Philadelphia’s booming distilling scene is ridiculously young (thanks to only recently changed licensing laws), and yet we’ve already got spirits on the shelves that can hold their own against some of the most recognizable global brands. Here are seven worth adding to your liquor cabinet.
You say you don’t like spiced rum because spiced rum is South America’s answer to cotton-candy-flavored vodka? Well, shut up and drink this before you go getting all judge-y. Dark, sweet, deeply flavored with brown sugar and spice, this is an incredible liquor that should be saved for that perfect Dark & Stormy night.
Yes it’s a blend, bottled in order to recapture the style and flavor of some of Philly’s historic whiskies, but that doesn’t mean it isn’t the smoothest, richest, easiest-drinking rye we ever tasted.

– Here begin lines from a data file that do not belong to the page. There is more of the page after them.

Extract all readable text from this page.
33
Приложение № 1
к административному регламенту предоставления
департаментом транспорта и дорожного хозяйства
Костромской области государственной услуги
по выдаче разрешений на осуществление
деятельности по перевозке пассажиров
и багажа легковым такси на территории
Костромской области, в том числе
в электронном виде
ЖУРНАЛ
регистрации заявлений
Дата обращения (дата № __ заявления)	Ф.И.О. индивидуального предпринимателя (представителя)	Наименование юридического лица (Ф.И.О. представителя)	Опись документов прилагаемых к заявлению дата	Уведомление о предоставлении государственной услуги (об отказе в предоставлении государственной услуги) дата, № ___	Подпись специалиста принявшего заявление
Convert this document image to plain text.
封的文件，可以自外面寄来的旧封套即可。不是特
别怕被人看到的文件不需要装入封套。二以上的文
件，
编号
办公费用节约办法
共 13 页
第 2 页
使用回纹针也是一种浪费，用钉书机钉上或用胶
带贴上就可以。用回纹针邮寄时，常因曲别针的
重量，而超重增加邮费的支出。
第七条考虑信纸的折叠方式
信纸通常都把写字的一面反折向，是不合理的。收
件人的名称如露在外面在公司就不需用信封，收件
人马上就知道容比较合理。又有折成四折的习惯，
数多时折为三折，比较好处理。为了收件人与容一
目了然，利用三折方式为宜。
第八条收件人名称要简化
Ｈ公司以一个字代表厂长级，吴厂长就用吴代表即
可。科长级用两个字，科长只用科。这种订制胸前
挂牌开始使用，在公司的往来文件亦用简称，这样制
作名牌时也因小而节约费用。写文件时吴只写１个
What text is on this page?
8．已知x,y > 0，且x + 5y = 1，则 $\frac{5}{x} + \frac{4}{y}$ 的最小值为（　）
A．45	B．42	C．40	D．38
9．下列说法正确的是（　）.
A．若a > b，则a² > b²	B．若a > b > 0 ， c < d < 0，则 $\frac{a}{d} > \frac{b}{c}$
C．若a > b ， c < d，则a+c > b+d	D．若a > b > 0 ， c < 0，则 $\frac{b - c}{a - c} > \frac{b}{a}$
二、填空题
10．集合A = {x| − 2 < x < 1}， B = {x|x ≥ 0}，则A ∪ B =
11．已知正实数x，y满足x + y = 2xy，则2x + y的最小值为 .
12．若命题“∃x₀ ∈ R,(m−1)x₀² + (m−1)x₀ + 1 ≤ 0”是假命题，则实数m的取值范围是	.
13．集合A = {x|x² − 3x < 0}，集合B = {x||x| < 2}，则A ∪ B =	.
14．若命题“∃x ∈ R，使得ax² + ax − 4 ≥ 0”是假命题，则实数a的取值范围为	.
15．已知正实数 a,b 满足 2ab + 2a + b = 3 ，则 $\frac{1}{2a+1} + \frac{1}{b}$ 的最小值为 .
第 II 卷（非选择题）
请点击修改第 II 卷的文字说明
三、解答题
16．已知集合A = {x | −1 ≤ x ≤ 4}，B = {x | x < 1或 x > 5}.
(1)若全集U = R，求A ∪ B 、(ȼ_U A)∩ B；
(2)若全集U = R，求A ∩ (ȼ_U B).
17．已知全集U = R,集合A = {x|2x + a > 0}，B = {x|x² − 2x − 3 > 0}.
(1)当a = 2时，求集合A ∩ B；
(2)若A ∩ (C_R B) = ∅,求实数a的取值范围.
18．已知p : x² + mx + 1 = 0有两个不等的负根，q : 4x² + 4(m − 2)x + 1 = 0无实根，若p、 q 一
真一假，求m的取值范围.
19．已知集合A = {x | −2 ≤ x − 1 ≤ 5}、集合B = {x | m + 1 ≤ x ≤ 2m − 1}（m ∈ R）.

You can smell the La Colombe coffee that flavors this dark rum the minute you open the bottle, and taste the sweet, dark cane sugar if you’re sipping it straight. But its best use is spiking one of the new draft lattes served at all La Colombe locations around town, so buy a flask and fill it up.
They call their gin “tiny-batch,” and they ain’t lying—this micro-distillery operates out of a space the size of a garage on Frankford Avenue. Best part? The gin is complex, not overly botanical and perfect in a G&T, and easily takes the place of all the big-name gins on our shelf.
Jersey’s Cooper River is so good, they’re on this list twice. Why? Because their super-small-batch whiskies are distilled using local beers—Saint Benjamin’s IPA in the case of the one we tried—making for the most interesting whiskey we’ve tasted all year.
Very woody, not too hot, and with just a bit more sweetness than your average whiskey, the latest run from Pottstown’s Manatawny is an excellent example of experimental small-batch distilling in a scene that’s come of age surprisingly fast.
Their original Bluecoat gin is good. But in a market that’s crowded with good gins, this one, which gets a three-month nap in new American oak barrels (adding a blunt sweetness and buffing some of the raw edges) is a step up.